Counterintuitive though it may seem, sometimes NOT being an expert in a particular field is conducive to creating breakthrough innovation in that field. Because Iddan was not a gastroenterologist, he was not “trapped” in the paradigm that the bowel must be scoped using a camera attached to a flexible rod (an endoscope). Instead, he applied concepts from his own background in guided missile technology to the problem and developed a device that was more like a tiny guided missile to traverse the bowel without being attached to anything. Iddan’s expertise in optics was definitely useful for this development, as was his familiarity with charge coupled devices and CMOS technology.
2.To what degree would you characterize Given’s development of the camera pill as “science-push” versus “demand-pull”?
The camera pill illustrates the fact that many innovations are not strictly science-push or demand-pull, but rather are a more iterative combination of the two. When Scapa approached Iddan about the problem of viewing the small bowel that represented demand pull. However, at that time science had not really yielded a solution that was apparent to Iddan. Later, however, developments in optics technology and charge-coupled devices suggested a possible solution to Iddan (just as the availability of miniature spy cameras did for Swain’s team); thus science revealed a new potential response to an existing problem.

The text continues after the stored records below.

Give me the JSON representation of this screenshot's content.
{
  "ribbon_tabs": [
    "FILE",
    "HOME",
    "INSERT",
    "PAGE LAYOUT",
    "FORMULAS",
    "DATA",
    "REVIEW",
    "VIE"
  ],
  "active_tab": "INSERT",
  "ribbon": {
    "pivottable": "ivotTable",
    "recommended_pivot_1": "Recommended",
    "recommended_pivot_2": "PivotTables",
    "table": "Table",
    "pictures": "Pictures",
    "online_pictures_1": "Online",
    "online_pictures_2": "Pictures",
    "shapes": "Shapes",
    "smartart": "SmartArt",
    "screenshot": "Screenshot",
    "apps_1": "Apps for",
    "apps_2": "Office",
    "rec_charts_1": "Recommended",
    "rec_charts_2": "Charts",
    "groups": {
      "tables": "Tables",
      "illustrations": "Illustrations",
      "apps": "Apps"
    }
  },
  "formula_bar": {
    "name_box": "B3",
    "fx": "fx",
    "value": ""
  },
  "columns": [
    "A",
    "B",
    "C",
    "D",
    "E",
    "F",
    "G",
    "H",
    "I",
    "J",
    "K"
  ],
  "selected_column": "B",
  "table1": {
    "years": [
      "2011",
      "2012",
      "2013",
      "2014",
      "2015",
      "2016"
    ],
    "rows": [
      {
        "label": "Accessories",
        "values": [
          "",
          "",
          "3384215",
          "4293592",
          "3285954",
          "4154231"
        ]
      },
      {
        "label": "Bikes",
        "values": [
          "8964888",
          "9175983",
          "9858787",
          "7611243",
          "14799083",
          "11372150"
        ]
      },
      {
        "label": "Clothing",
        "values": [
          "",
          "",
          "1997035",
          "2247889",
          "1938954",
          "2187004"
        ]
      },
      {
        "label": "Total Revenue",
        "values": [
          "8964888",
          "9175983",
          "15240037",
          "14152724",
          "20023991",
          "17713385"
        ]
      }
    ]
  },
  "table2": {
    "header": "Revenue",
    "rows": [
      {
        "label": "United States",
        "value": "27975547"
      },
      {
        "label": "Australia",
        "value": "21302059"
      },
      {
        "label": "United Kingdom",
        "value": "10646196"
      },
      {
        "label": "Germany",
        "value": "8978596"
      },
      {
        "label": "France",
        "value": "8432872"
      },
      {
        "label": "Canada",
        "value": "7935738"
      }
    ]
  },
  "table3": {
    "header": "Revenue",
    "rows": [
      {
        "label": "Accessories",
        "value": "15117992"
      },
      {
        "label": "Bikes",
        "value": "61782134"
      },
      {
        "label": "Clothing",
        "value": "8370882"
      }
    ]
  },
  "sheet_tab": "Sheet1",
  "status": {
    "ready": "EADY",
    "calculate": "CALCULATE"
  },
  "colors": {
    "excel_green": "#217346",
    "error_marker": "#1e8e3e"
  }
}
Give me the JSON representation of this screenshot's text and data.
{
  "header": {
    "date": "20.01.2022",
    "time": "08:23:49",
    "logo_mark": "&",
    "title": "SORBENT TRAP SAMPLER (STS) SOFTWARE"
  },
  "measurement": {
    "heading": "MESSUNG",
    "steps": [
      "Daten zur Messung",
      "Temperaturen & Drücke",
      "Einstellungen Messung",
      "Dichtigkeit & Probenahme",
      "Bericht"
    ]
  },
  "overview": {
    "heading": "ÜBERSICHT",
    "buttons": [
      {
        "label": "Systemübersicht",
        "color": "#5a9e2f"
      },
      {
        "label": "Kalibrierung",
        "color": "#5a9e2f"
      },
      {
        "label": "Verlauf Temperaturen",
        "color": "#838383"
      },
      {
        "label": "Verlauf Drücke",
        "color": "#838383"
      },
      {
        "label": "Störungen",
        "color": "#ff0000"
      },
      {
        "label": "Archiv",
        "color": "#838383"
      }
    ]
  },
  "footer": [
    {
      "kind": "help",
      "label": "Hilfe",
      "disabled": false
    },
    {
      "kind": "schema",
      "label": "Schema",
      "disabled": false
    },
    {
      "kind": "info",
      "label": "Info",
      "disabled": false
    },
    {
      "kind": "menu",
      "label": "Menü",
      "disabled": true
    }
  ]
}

3.What were the advantages and disadvantages of Iddan and Meron collaborating with Dr. Swain’s team?
Iddan was likely more familiar with the mechanical engineering aspects of the camera pill, but Swain’s team was probably much more familiar with the anatomical demands that would be placed upon the device, and the diagnostic objectives. The two teams thus had complementary skills. Furthermore, by collaborating, they avoided competing to be first to patent and introduce the device and thus avoided needless costs and price competition.